Casualties of last summer: Dead flying foxes lined up on the ground in a backyard after an extreme heatwave in November 2018. About 34 per cent of the spectacled flying foxes reportedly died in just two days in the extreme heatwave. (Source: Facebook/Lisa Eagleton)
The ever-rising heat conditions dry out the moisture from the woods and aid in spreading the fire. According to a study by the Royal Society journal Open Science published in 2016, the number of bushfires per week in Australia increased by 40 per cent between 2008 and 2013. The study went on to establish that lower moisture was more likely the reason why Australian fires were starting and spreading faster. “It means more fuel is available to burn, which means higher intensity fires, which makes it more difficult — or impossible — to put out,” Watkins adds.
It is not the fury of nature, but something we humans have built — step by step, brick by brick — with our own hands and actions. Climate scientists concur unanimously without a doubt that man-made global warming has been a big part of the fires. Mike Flannigan, a fire scientist at the University of Alberta in Canada emphasised, “Australia's fires are an example of climate change.”
Leaders in denial and MIA
The Aussie policymakers, however, are in denial.

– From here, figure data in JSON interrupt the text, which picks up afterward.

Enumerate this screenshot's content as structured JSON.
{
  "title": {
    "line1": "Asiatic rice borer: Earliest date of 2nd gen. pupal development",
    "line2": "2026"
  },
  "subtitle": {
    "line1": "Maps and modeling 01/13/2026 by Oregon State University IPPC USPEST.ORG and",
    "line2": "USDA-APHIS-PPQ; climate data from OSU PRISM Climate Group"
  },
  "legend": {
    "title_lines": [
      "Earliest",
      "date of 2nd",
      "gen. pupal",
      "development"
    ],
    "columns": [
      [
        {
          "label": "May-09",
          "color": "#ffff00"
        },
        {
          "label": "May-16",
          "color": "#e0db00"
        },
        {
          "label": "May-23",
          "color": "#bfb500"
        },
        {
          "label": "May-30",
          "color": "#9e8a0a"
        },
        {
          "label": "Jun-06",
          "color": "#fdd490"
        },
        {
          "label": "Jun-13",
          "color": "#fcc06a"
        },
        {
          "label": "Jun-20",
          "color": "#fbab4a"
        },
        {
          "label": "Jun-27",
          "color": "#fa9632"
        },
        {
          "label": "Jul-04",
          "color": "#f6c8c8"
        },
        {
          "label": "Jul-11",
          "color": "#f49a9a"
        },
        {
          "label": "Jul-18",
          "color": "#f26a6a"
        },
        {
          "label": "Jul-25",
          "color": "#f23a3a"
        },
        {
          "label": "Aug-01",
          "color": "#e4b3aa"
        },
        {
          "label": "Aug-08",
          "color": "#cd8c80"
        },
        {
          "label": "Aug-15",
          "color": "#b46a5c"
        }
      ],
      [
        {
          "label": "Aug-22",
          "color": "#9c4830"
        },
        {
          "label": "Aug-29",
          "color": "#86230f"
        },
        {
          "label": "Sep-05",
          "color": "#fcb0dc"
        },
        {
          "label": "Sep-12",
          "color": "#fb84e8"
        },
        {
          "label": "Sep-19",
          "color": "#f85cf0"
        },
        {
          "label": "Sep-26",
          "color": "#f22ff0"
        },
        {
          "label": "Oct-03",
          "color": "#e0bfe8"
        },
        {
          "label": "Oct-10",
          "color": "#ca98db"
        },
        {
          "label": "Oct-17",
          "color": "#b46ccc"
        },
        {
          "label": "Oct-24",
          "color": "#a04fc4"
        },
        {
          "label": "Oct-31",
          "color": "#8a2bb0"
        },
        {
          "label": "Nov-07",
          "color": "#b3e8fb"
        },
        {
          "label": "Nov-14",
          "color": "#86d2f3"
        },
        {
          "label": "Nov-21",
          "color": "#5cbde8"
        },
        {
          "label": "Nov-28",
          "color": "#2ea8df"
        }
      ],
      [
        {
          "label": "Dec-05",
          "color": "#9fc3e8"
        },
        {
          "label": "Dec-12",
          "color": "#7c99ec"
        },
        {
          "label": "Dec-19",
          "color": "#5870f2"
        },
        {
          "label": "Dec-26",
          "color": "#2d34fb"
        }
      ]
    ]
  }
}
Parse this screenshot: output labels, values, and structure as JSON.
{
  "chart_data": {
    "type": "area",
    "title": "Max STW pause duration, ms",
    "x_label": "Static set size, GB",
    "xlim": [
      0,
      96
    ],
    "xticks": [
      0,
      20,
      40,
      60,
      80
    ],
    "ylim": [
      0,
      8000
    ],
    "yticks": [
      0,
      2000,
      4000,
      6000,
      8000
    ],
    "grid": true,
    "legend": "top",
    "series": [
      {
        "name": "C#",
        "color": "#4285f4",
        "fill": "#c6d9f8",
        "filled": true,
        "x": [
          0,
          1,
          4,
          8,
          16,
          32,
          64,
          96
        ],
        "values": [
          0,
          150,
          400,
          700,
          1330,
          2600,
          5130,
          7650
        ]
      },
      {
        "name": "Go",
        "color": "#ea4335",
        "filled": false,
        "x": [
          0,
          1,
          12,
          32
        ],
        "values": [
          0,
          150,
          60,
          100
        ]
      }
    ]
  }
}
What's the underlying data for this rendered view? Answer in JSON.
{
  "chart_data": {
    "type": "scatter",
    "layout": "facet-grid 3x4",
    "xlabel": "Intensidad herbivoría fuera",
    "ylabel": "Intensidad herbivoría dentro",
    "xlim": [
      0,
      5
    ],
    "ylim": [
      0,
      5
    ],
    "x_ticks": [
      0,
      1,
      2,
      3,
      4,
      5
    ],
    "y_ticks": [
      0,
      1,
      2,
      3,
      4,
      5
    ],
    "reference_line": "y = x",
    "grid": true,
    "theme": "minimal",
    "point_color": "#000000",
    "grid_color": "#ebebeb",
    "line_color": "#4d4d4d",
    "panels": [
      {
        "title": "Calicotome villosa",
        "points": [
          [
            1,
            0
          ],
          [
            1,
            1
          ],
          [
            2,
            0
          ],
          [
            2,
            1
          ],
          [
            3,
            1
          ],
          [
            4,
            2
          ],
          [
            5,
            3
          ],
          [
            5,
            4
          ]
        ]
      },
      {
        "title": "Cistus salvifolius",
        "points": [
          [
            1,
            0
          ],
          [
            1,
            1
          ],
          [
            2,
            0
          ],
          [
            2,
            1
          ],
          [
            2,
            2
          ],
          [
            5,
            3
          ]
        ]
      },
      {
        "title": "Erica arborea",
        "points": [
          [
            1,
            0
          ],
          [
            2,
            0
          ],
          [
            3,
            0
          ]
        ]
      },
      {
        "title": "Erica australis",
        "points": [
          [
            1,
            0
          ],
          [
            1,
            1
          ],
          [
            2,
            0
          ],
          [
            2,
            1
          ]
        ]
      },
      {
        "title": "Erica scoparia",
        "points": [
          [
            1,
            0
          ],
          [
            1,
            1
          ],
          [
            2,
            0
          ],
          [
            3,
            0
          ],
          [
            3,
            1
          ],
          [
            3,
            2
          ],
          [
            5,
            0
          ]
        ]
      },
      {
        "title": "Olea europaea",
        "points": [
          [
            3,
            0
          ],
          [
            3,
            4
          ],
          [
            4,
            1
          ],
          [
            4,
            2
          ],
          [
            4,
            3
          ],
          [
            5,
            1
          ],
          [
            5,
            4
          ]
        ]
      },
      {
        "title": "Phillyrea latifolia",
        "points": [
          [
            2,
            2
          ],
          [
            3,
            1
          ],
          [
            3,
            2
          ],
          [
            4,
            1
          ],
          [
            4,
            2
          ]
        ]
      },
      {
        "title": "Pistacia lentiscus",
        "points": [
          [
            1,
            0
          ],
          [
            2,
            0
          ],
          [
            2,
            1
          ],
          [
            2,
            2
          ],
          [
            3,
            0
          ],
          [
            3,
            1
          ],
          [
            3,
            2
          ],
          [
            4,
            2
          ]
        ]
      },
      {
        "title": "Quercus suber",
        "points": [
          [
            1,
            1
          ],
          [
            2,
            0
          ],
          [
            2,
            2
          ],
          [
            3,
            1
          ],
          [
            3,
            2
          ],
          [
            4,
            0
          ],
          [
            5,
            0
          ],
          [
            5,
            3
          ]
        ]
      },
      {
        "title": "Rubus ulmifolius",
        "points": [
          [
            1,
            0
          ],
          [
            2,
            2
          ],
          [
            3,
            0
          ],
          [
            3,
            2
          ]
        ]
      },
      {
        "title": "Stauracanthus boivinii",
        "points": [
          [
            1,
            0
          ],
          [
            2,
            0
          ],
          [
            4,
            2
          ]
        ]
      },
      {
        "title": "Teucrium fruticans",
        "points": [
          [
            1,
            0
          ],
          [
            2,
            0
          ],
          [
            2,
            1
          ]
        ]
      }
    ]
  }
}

Australian Prime Minister Scott Morrison was vacationing in Hawaii last month as the fires ravaged his country. He returned to Australia on December 21 after increasing criticism on social media regarding his holiday at this hour of national crisis. His Liberal Party won the 2019 elections despite stiff opposition to his policies that downplayed climate change. The Guardian argued that "the climate emergency is the most pressing issue of our time" and that "the Coalition (the Liberal-National Coalition led by Morrison) appears deaf to the rising clamour from the electorate...".
Responding to the questions on the country's devastating bushfires, the PM reiterated that he will not make "reckless" cuts to the coal industry, claiming that it is not "credible" to link climate change to the fires.
With the blood of half a billion dead animals on his hands, PM Scott Morrison is still in denial that climate change is behind the ravaging bushfires. (File photo: Reuters)
In line with the views of his party, the Australian deputy PM Michael McCormack decried the people raising climate change as "ravings of the inner-city raving lunatics” when the bushfires started this summer. As is wont for a typical politician, he blamed his opponents — Greens leader Richard Di Natale and Melbourne MP Adam Bandt — for “disgraceful attempts” to score political points by using the bushfires to prosecute their agenda on climate change and shut down the coal industry. But the koalas, kangaroos and millions of wild animals charred did not support either McCormack or Bandt.
In her speech at the UN Climate Action Summit in September 2019, 16-year-old Greta Thunberg accused the world leaders of pretending that climate change can be solved with ‘business as usual’. “You are failing us,” she charged. The Australian government goes on to prove her charges — much to their own peril, and also to that of the wild animals that are paying the worst price of the suicidal actions of the humans in charge. You have the blood of half a billion dead animals on your hands, Mr Morrison.